At SOM Research Lab we are dedicated to creating and maintaining welcoming, inclusive, safe, and harassment-free development spaces. Anyone participating will be subject to and agrees to sign on to our [CODE_OF_CONDUCT.md](CODE_OF_CONDUCT.md).

This project is part of a research line of the [SOM Research Lab](https://som-research.uoc.edu/), but we are open to contributions from the community. Any comment is more than welcome! If you are interested in contributing to this project, please read the [CONTRIBUTING.md](CONTRIBUTING.md) file.

## Publications

This repository is the companion to the following research paper:

> Sergio Morales, Robert Clarisó and Jordi Cabot. "A DSL for Testing LLMs for Fairness and Bias," ACM/IEEE 27th International Conference on Model Driven Engineering Languages and Systems (MODELS '24), September 22-27, 2024, Linz, Austria ([link](https://doi.org/10.1145/3640310.3674093))

Other publications:

> Sergio Morales, Robert Clarisó and Jordi Cabot. "Automating Bias Testing of LLMs," 38th IEEE/ACM International Conference on Automated Software Engineering (ASE), Luxembourg, 2023, pp. 1705-1707 ([link](https://doi.org/10.1109/ASE56229.2023.00018))

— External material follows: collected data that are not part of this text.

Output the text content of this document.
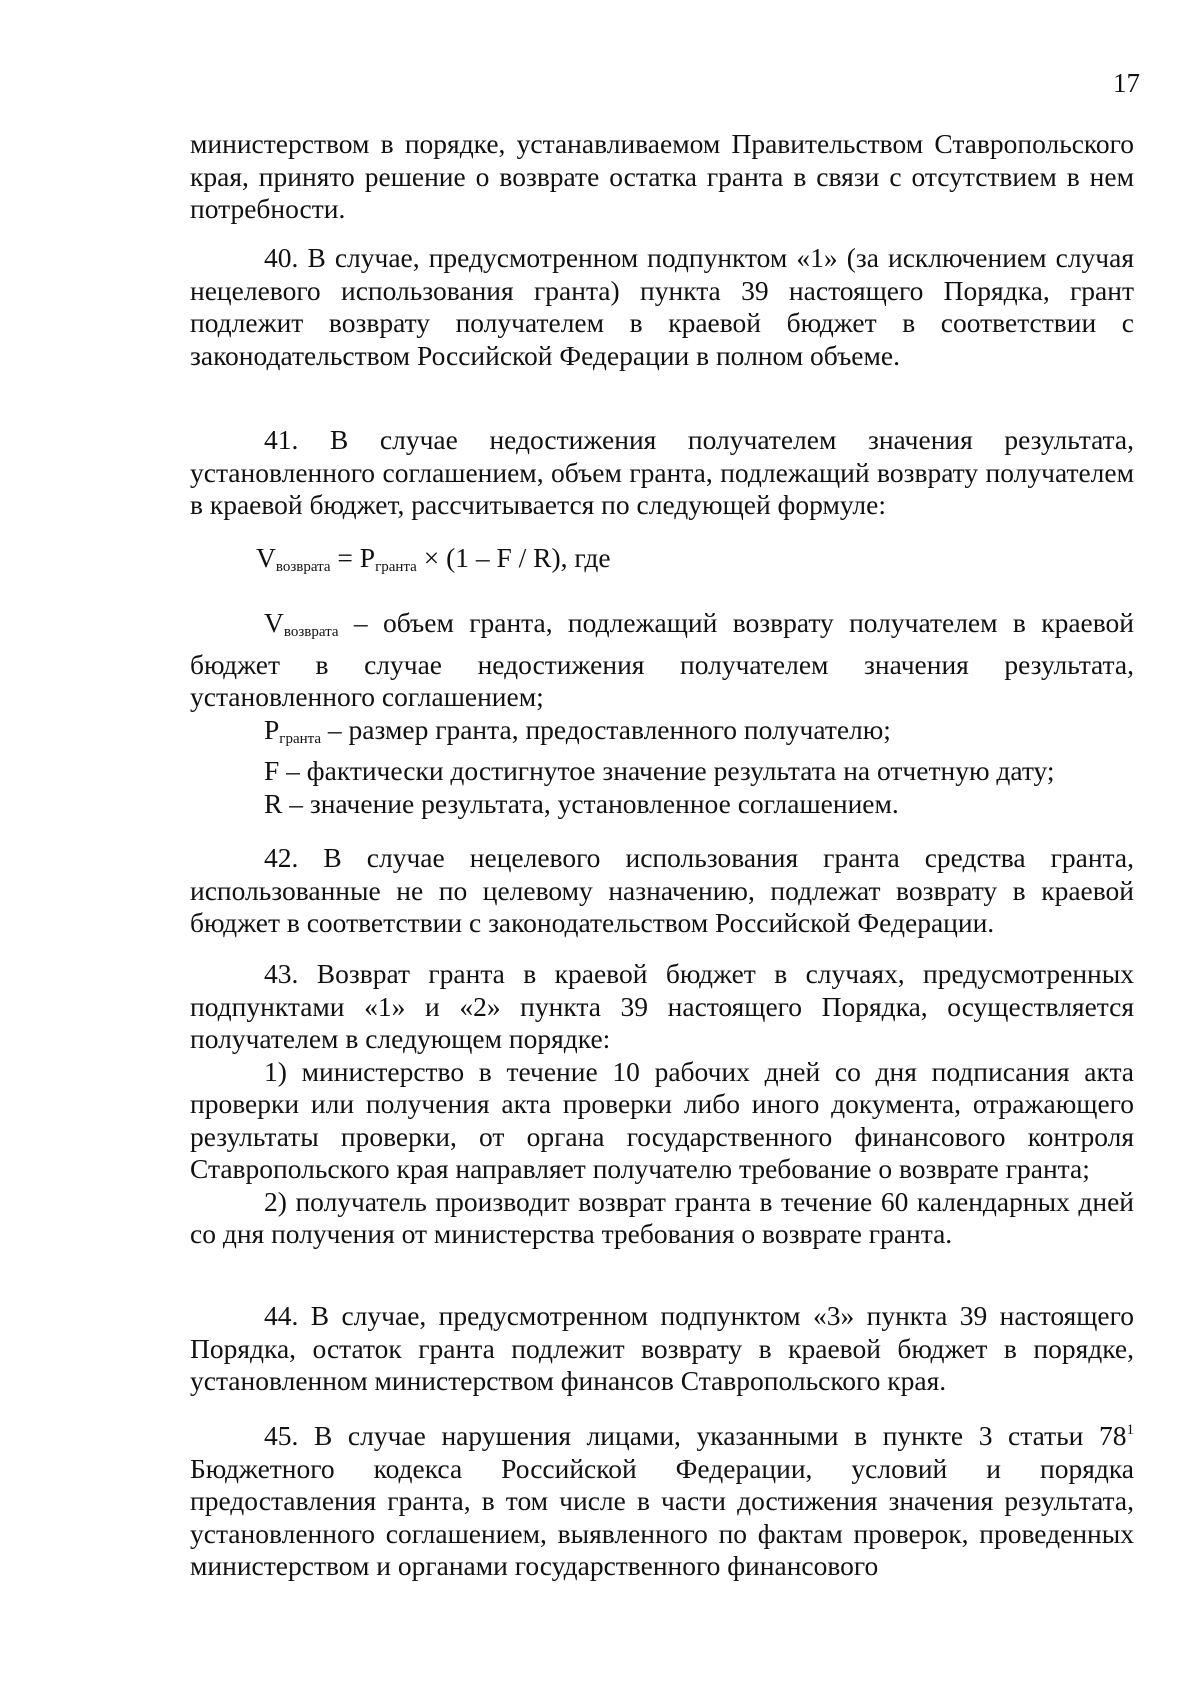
17

министерством в порядке, устанавливаемом Правительством Ставропольского края, принято решение о возврате остатка гранта в связи с отсутствием в нем потребности.

40. В случае, предусмотренном подпунктом «1» (за исключением случая нецелевого использования гранта) пункта 39 настоящего Порядка, грант подлежит возврату получателем в краевой бюджет в соответствии с законодательством Российской Федерации в полном объеме.

41. В случае недостижения получателем значения результата, установленного соглашением, объем гранта, подлежащий возврату получателем в краевой бюджет, рассчитывается по следующей формуле:

$V_{возврата} = P_{гранта} \times (1 - F / R)$, где

$V_{возврата}$ – объем гранта, подлежащий возврату получателем в краевой бюджет в случае недостижения получателем значения результата, установленного соглашением;

$P_{гранта}$ – размер гранта, предоставленного получателю;

F – фактически достигнутое значение результата на отчетную дату;

R – значение результата, установленное соглашением.

42. В случае нецелевого использования гранта средства гранта, использованные не по целевому назначению, подлежат возврату в краевой бюджет в соответствии с законодательством Российской Федерации.

43. Возврат гранта в краевой бюджет в случаях, предусмотренных подпунктами «1» и «2» пункта 39 настоящего Порядка, осуществляется получателем в следующем порядке:

1) министерство в течение 10 рабочих дней со дня подписания акта проверки или получения акта проверки либо иного документа, отражающего результаты проверки, от органа государственного финансового контроля Ставропольского края направляет получателю требование о возврате гранта;

2) получатель производит возврат гранта в течение 60 календарных дней со дня получения от министерства требования о возврате гранта.

44. В случае, предусмотренном подпунктом «3» пункта 39 настоящего Порядка, остаток гранта подлежит возврату в краевой бюджет в порядке, установленном министерством финансов Ставропольского края.

45. В случае нарушения лицами, указанными в пункте 3 статьи $78^1$ Бюджетного кодекса Российской Федерации, условий и порядка предоставления гранта, в том числе в части достижения значения результата, установленного соглашением, выявленного по фактам проверок, проведенных министерством и органами государственного финансового
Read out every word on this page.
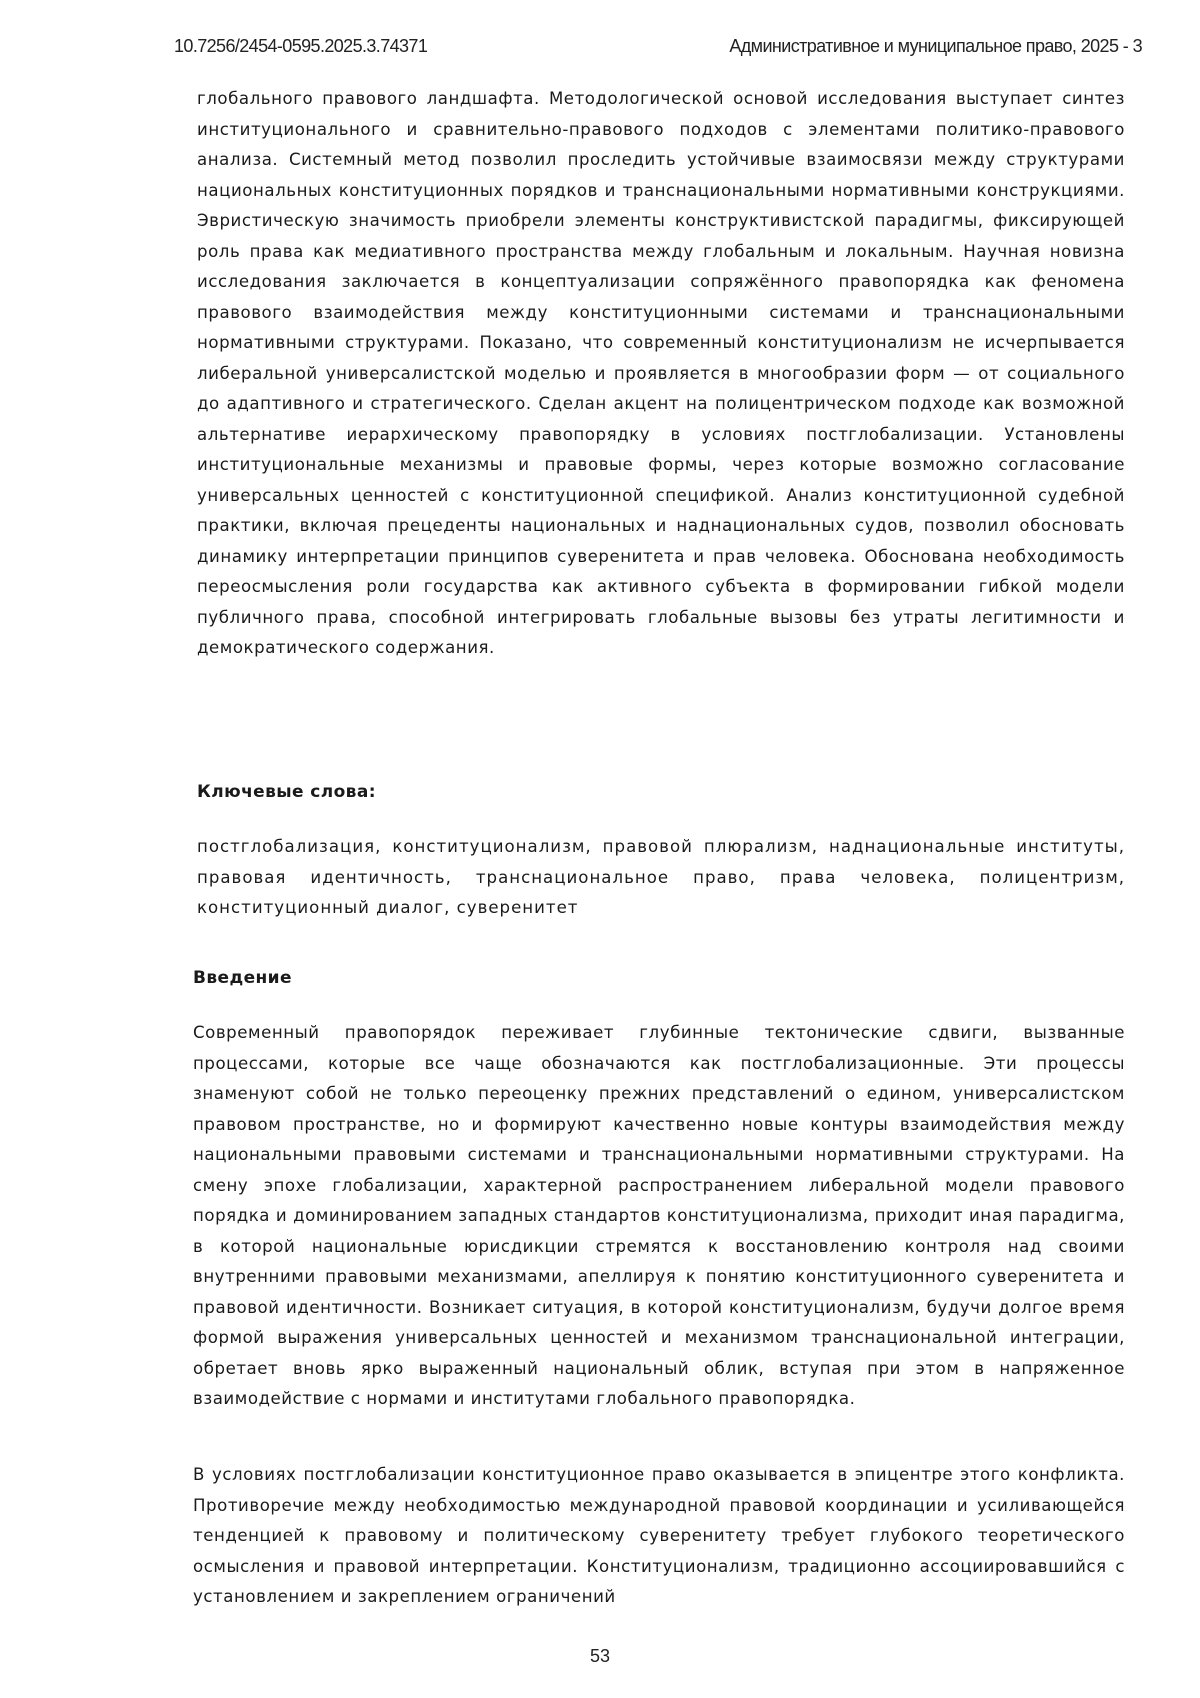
10.7256/2454-0595.2025.3.74371	Административное и муниципальное право, 2025 - 3

глобального правового ландшафта. Методологической основой исследования выступает синтез институционального и сравнительно-правового подходов с элементами политико-правового анализа. Системный метод позволил проследить устойчивые взаимосвязи между структурами национальных конституционных порядков и транснациональными нормативными конструкциями. Эвристическую значимость приобрели элементы конструктивистской парадигмы, фиксирующей роль права как медиативного пространства между глобальным и локальным. Научная новизна исследования заключается в концептуализации сопряжённого правопорядка как феномена правового взаимодействия между конституционными системами и транснациональными нормативными структурами. Показано, что современный конституционализм не исчерпывается либеральной универсалистской моделью и проявляется в многообразии форм — от социального до адаптивного и стратегического. Сделан акцент на полицентрическом подходе как возможной альтернативе иерархическому правопорядку в условиях постглобализации. Установлены институциональные механизмы и правовые формы, через которые возможно согласование универсальных ценностей с конституционной спецификой. Анализ конституционной судебной практики, включая прецеденты национальных и наднациональных судов, позволил обосновать динамику интерпретации принципов суверенитета и прав человека. Обоснована необходимость переосмысления роли государства как активного субъекта в формировании гибкой модели публичного права, способной интегрировать глобальные вызовы без утраты легитимности и демократического содержания.

Ключевые слова:

постглобализация, конституционализм, правовой плюрализм, наднациональные институты, правовая идентичность, транснациональное право, права человека, полицентризм, конституционный диалог, суверенитет

Введение

Современный правопорядок переживает глубинные тектонические сдвиги, вызванные процессами, которые все чаще обозначаются как постглобализационные. Эти процессы знаменуют собой не только переоценку прежних представлений о едином, универсалистском правовом пространстве, но и формируют качественно новые контуры взаимодействия между национальными правовыми системами и транснациональными нормативными структурами. На смену эпохе глобализации, характерной распространением либеральной модели правового порядка и доминированием западных стандартов конституционализма, приходит иная парадигма, в которой национальные юрисдикции стремятся к восстановлению контроля над своими внутренними правовыми механизмами, апеллируя к понятию конституционного суверенитета и правовой идентичности. Возникает ситуация, в которой конституционализм, будучи долгое время формой выражения универсальных ценностей и механизмом транснациональной интеграции, обретает вновь ярко выраженный национальный облик, вступая при этом в напряженное взаимодействие с нормами и институтами глобального правопорядка.

В условиях постглобализации конституционное право оказывается в эпицентре этого конфликта. Противоречие между необходимостью международной правовой координации и усиливающейся тенденцией к правовому и политическому суверенитету требует глубокого теоретического осмысления и правовой интерпретации. Конституционализм, традиционно ассоциировавшийся с установлением и закреплением ограничений

53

> Sergio Morales, Robert Clarisó and Jordi Cabot. "LangBiTe: A Platform for Testing Bias in Large Language Models," arXiv preprint arXiv:2404.18558 (2024) [cs.SE] ([link](https://doi.org/10.48550/arXiv.2404.18558))

## License

[![License: MIT](https://img.shields.io/badge/License-MIT-yellow.svg)](https://opensource.org/licenses/MIT)

The source code for the site is licensed under the MIT License, which you can find in the LICENSE.md file.